Day 61 Bull Creek (Paola) –Mile 651
Nov. 3, 1838


Traveling six hours the party came to Bull Creek where a settlement of Wea Indians was located (near present day Paola, Kansas). The journal reports the Indians anxious to be finished with the journey and to meet with the Pottawatomi Indians already resettled there by previous removals. The mileage was not reported today but might best be calculated at 15 miles based on the locations of the two campsites and their travel of aqbout seven hours.

The journey would end tomorrow so the officers attempted to take a census of the Indians to satisfy the military’s record-keeping penchant. Tomorrow they would be reunited with other Indians and sorting out the exact number in the migration would be more difficult. They made little progress. The journal puts it this way: “During the evening an attempt was made to enroll the Indians, but not very successfully. They did not seem (or would not) to understand or appreciate the object.”

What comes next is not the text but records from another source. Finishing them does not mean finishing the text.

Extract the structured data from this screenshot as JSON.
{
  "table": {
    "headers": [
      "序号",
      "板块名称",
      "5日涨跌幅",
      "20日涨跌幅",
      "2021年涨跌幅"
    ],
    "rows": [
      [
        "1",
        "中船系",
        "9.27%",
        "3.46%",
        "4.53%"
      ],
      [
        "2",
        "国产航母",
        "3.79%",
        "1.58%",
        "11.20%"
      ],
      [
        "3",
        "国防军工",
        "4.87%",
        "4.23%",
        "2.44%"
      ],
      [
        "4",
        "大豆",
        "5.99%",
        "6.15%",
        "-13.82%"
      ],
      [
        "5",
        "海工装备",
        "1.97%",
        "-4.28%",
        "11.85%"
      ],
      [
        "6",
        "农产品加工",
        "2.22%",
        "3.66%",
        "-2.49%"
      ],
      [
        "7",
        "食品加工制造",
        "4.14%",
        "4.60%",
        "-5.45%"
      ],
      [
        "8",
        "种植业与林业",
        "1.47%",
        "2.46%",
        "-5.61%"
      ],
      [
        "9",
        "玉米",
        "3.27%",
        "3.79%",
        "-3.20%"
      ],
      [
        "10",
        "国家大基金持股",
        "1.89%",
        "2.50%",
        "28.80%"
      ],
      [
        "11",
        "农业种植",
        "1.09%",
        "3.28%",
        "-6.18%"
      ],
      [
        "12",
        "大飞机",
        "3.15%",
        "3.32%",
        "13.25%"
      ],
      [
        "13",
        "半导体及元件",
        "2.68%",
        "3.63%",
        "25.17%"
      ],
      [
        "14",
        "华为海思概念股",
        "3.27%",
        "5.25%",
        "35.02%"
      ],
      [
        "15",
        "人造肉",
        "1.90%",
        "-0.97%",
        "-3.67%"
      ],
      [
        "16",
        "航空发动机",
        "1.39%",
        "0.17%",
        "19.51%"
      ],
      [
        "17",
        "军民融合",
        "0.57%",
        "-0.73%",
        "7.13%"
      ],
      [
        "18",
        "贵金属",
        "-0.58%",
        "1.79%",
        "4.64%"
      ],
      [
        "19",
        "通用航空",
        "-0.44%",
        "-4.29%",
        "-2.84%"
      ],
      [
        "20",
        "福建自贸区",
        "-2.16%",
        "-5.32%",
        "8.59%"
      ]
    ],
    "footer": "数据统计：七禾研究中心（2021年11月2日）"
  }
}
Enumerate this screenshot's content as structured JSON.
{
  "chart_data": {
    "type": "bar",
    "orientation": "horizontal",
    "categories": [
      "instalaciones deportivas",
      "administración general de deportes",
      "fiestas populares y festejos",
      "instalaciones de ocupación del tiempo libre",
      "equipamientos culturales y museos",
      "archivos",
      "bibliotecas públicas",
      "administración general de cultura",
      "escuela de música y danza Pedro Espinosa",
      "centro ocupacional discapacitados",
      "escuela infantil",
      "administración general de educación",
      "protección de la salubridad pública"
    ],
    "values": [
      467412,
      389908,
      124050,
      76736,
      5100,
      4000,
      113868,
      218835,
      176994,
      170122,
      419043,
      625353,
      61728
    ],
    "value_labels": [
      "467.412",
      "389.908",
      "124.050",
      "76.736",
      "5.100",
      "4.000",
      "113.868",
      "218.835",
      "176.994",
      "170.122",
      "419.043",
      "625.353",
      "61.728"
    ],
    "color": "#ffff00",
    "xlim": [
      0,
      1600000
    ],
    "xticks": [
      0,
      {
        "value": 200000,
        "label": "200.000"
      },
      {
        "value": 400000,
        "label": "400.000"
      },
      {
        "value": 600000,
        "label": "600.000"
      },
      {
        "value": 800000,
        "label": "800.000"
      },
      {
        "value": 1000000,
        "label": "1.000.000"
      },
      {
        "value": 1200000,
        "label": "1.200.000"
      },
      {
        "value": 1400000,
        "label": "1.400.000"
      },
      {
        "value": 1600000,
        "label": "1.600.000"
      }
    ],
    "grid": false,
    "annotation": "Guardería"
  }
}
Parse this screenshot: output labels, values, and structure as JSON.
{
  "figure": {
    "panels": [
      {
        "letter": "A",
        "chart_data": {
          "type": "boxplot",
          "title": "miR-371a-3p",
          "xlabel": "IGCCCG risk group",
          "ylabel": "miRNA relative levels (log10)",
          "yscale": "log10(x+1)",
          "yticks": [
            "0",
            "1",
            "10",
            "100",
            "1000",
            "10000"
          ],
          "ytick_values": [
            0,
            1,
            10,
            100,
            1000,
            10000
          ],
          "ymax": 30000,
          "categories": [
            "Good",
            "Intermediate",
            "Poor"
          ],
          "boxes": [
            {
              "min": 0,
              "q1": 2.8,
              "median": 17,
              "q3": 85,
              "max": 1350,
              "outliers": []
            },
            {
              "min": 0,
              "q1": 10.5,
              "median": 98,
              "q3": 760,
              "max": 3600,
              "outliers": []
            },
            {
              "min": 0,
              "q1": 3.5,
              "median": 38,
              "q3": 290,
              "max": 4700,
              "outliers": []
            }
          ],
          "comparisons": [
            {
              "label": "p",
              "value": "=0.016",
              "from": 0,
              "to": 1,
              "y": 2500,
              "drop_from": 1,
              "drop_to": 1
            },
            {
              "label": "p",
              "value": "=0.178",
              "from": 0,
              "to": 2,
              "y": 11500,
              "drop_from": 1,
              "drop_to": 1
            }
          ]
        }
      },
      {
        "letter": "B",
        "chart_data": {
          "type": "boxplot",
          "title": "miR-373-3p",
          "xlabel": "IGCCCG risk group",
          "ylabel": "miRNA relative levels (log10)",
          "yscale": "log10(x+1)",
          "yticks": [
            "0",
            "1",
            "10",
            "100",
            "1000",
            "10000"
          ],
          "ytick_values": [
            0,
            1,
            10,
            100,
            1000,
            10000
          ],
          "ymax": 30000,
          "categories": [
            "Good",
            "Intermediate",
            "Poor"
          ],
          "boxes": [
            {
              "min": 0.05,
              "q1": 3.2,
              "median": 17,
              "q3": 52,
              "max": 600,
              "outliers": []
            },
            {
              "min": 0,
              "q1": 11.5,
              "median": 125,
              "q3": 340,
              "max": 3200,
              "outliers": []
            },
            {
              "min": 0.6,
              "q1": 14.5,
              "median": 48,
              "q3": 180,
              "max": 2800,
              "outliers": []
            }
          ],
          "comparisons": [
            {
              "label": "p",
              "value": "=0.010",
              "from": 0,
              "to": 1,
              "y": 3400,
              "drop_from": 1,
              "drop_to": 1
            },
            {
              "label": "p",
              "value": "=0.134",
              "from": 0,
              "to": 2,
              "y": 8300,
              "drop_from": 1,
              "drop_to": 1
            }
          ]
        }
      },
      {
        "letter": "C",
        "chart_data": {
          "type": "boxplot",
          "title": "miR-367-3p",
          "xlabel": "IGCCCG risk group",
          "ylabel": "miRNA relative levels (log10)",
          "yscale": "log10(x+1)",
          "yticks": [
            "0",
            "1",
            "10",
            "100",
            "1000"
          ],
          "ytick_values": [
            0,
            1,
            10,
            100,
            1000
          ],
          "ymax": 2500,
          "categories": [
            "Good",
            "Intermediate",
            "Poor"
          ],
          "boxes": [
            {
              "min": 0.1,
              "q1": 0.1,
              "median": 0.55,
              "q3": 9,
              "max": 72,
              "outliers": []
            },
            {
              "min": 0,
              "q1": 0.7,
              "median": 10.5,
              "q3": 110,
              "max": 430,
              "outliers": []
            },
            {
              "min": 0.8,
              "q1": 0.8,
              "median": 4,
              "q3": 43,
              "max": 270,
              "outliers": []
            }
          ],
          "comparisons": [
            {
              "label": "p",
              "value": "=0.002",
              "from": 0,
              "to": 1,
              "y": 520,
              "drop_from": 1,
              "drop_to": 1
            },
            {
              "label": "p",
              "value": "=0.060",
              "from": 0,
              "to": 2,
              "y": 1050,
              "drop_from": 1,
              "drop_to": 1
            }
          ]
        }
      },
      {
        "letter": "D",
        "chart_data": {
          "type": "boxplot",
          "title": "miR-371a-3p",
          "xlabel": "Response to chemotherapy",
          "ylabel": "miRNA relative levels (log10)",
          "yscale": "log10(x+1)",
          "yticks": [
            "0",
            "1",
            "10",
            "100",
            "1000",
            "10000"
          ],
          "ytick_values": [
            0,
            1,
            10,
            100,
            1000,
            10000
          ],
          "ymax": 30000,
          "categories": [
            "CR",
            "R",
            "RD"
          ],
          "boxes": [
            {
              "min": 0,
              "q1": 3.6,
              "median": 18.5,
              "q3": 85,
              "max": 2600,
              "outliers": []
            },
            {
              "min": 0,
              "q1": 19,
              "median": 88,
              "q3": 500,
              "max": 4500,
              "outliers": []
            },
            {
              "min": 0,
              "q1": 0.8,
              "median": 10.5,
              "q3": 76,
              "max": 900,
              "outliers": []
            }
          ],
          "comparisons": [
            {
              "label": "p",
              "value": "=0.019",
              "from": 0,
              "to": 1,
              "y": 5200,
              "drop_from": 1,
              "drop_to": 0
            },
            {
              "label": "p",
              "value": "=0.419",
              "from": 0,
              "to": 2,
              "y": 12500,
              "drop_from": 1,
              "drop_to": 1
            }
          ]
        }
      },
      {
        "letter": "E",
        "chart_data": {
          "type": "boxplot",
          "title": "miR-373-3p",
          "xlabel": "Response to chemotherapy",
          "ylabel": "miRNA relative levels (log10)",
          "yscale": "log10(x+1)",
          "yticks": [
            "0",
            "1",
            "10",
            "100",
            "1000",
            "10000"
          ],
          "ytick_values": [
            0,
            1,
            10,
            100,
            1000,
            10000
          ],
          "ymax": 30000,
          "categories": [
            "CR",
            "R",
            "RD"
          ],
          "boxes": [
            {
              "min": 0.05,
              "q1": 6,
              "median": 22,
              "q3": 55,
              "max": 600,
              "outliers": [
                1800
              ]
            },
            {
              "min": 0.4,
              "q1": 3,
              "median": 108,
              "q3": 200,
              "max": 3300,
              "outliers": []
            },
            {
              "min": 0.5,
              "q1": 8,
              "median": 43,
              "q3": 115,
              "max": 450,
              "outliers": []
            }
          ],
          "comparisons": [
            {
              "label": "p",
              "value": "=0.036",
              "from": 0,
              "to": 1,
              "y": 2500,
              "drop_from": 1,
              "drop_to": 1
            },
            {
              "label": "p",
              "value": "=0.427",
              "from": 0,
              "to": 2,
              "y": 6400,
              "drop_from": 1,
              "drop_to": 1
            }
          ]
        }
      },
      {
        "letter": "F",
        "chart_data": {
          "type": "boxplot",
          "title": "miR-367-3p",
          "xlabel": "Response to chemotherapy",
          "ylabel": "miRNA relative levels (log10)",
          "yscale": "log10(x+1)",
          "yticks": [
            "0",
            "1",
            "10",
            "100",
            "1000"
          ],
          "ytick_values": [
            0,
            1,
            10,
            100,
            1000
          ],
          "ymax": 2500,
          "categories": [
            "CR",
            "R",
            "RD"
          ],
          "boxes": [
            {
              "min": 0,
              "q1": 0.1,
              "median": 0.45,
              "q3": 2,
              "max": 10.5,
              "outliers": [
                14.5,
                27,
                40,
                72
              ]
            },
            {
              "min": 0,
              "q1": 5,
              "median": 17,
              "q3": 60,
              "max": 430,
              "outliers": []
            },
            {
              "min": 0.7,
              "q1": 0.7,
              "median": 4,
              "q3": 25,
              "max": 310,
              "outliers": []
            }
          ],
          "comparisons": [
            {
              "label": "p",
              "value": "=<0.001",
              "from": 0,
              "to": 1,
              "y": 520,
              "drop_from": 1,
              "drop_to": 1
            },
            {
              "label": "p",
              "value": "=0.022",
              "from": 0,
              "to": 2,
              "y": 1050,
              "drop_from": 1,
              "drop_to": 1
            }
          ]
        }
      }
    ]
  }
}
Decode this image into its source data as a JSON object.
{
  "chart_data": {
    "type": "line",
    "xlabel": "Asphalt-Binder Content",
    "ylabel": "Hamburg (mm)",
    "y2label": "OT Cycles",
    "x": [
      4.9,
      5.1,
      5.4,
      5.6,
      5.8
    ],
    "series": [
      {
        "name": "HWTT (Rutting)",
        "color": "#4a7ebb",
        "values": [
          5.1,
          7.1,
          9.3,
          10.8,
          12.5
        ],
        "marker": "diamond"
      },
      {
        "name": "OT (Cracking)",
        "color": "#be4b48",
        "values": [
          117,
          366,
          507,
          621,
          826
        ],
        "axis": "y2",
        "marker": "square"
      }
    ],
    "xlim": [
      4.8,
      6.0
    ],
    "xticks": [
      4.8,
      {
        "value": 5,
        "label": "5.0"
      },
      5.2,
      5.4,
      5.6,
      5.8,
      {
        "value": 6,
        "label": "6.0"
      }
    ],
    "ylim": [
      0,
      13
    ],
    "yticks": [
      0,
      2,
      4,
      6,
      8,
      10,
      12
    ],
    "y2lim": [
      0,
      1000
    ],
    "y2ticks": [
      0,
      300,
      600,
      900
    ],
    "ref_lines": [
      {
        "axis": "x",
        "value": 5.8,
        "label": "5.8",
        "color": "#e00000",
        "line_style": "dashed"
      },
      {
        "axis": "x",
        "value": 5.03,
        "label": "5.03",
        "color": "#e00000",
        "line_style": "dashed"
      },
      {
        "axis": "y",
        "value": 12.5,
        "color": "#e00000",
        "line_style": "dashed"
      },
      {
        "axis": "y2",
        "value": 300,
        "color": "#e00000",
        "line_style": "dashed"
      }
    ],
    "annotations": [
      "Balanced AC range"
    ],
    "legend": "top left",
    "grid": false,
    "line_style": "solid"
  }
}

Tomorrow was Sunday and they had been promised no traveling on Sundays. The chiefs may have sensed Polke would try to travel on Sunday, or perhaps they caught wind of a discussion. Whichever, late on this Saturday evening several of the chiefs came to Polke requesting that the Sunday day-off promise be kept. Not only did they want to worship, they may have wanted to get cleaned up and prepared to meet their friends already at Potawatomi creek just eight or so miles ahead. Polke denied their request agreeing only to allow for a two-hour delay for their worship services.

AS FOR ME I returned from my week off with my wife anxious to finish the trail. Taking an redeye overnight flight and renting a car I drive to the trail where I left off and walked briskly south until past dark, down Rt. 169 an Interstate highway wannabe almost to Paola. Tuning to the car radio I heard of only a “slight” chance of rain so I left my tent in the car, chancing the final might on the trail would be clear.

The “slight chance” gave me about an inch of rain in a one-hour downpour. Luckily I was near an exit and slipped under the protection of a drive-through portico of a day care center for rich kids at the far edge of suburban Kansas City. Sleepy from the airplane night I fell asleep on the concrete entryway awaking an hour later to clear skies and bright sunshine. Refreshed, I walked another eight miles making the total for the day almost 20 miles. I was as anxious as the Indians to be finished. I slept on still-wet grass near a tree nursery under open skies without my tent, crossing my fingers that there would ne no more rain.